Background

Cytochrome P450 reductase (CPR, EC 1.6.2.4) is located at the cytosol side of the endoplasmic reticulum membrane in eukaryotic cells, acting as the electron donor to cytochrome P450s and other heme proteins (Phillips and Langdon, 1962). It has been known that there are one to three CPR genes in most vascular plants (Jensen and Møller, 2010). The CPR contains a flavin adenine dinucleotide (FAD)/NADPH-binding domain, a flavin mononucleotide (FMN)-binding domain, and a connecting (or linker) domain with a flexible hinge region that links these two domains (Munro et al., 2001; Wang et al., 1997). We have reported on the structural flexibility of sorghum CPR isoforms (Zhang et al., 2022b) and the rapid interdomain opening and closing motion that resulted in fast interdomain electron transfer in SbCPR (Zhang et al., 2022a). Especially in the SbCPR2c isoform, which was crystallized in full-length, the FMN-binding domain was not resolved due to the aforementioned flexibility. Such flexibility causes uncertainty of the residue atomic coordinates and dihedral angles of the protein crystal, which leads to local disordered structure and overall low-resolution diffraction.
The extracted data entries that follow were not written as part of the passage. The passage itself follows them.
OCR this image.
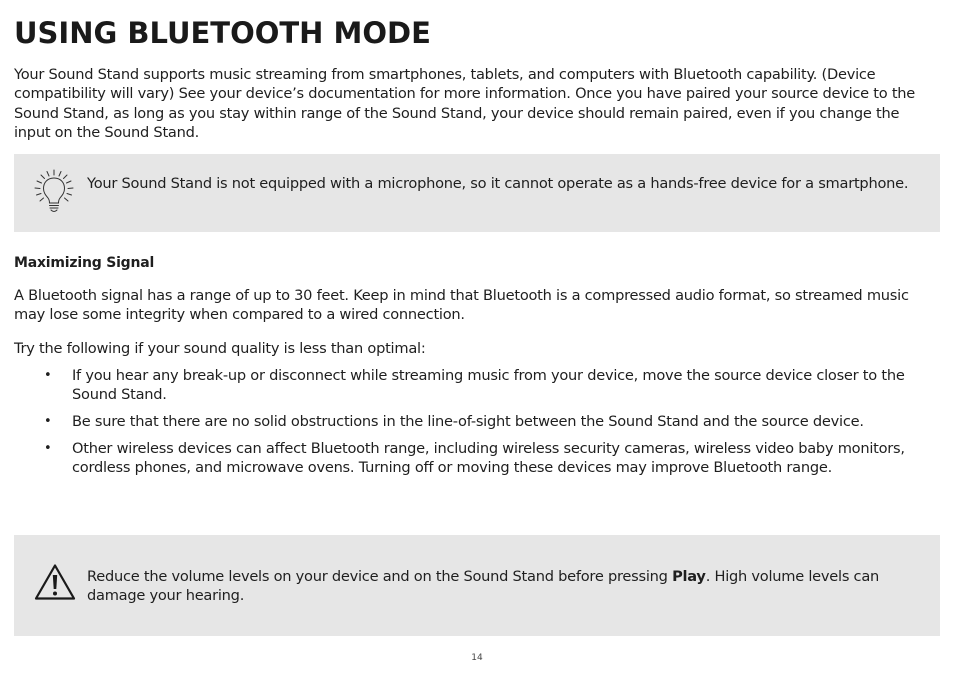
USING BLUETOOTH MODE

Your Sound Stand supports music streaming from smartphones, tablets, and computers with Bluetooth capability. (Device compatibility will vary) See your device’s documentation for more information. Once you have paired your source device to the Sound Stand, as long as you stay within range of the Sound Stand, your device should remain paired, even if you change the input on the Sound Stand.

Your Sound Stand is not equipped with a microphone, so it cannot operate as a hands-free device for a smartphone.

Maximizing Signal

A Bluetooth signal has a range of up to 30 feet. Keep in mind that Bluetooth is a compressed audio format, so streamed music may lose some integrity when compared to a wired connection.

Try the following if your sound quality is less than optimal:

• If you hear any break-up or disconnect while streaming music from your device, move the source device closer to the Sound Stand.
• Be sure that there are no solid obstructions in the line-of-sight between the Sound Stand and the source device.
• Other wireless devices can affect Bluetooth range, including wireless security cameras, wireless video baby monitors, cordless phones, and microwave ovens. Turning off or moving these devices may improve Bluetooth range.

Reduce the volume levels on your device and on the Sound Stand before pressing Play. High volume levels can damage your hearing.

14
Crystallization of diffraction quality crystals is the largest bottleneck in protein structure determination (Holcomb et al., 2017). These difficulties have been overcome through the use of various techniques. Seeding uses previously nucleated crystals to initiate the growth of larger crystals in a fresh drop where protein concentration has not yet been depleted by the many nucleation sites of the small crystals (Rhodes, 2006). Micro streaking operates by running a fiber over an existing crystal—often a whisker from an animal—through a fresh drop to increase growth of the nucleated particles in a supersaturated drop (Stura and Wilson, 1991). In contrast, a macro seeding technique utilizes larger crystals, and thus requires more precision as a chosen crystal is washed and transferred from its original drop to a new mother liquor. This method tends to be more meticulous and can fracture the original crystal, causing smaller fragments to be placed into the new drop, which induces micro seeding (Zhu et al., 2005). Seeding techniques have allowed for growth of larger crystals and increased resolution of diffraction; cellobiohydrolase II (CBHII) crystallization was first achieved by using seeding to avoid formation of microcrystals and diffraction greater than 2.0 Å (Bergfors et al., 1989). High mosaicity and cracking/sliding of the lattice caused by impurities have been overcome by using seeding to reduce crystal deficits and improve the resolution of crystals (Caylor et al., 1999). Another method for improving crystal lattice packing is the dehydration of the crystalline to reduce water contents and to consequently confer tighter packing (Timasheff, 1995). Dehydration can be accomplished via exposure to the atmosphere or via serial dilution into higher cryoprotectant-containing solutions (Heras and Martin, 2005). Crystal dehydration has been one of the most successful post crystallization treatments in increasing resolution. Notably, the resolution of disulfide bond isomerase was improved from 7 to 2.6 Å and from 12 to 2.6 Å in E. coli YbgL (Abergel, 2004; Haebel et al., 2001).

We incorporated a macromolecule seeding technique—additive solution optimization—together with dehydration to improve the resolution of the SbCPR2c crystal structure from approximately 12 to 4.5 Å. This enabled the determination of the secondary structure for SbCPR2c. It is worth noting, however, that crystal growth is a very tedious process with repeatability differing in trials due to miniscule changes of parameters and the complexity of the system. Despite the aforementioned difficulties, our protocol of seeding and dehydration could be widely applied to resolve the resolution problems to a variety of crystals hindered in resolution by their dynamic disorder.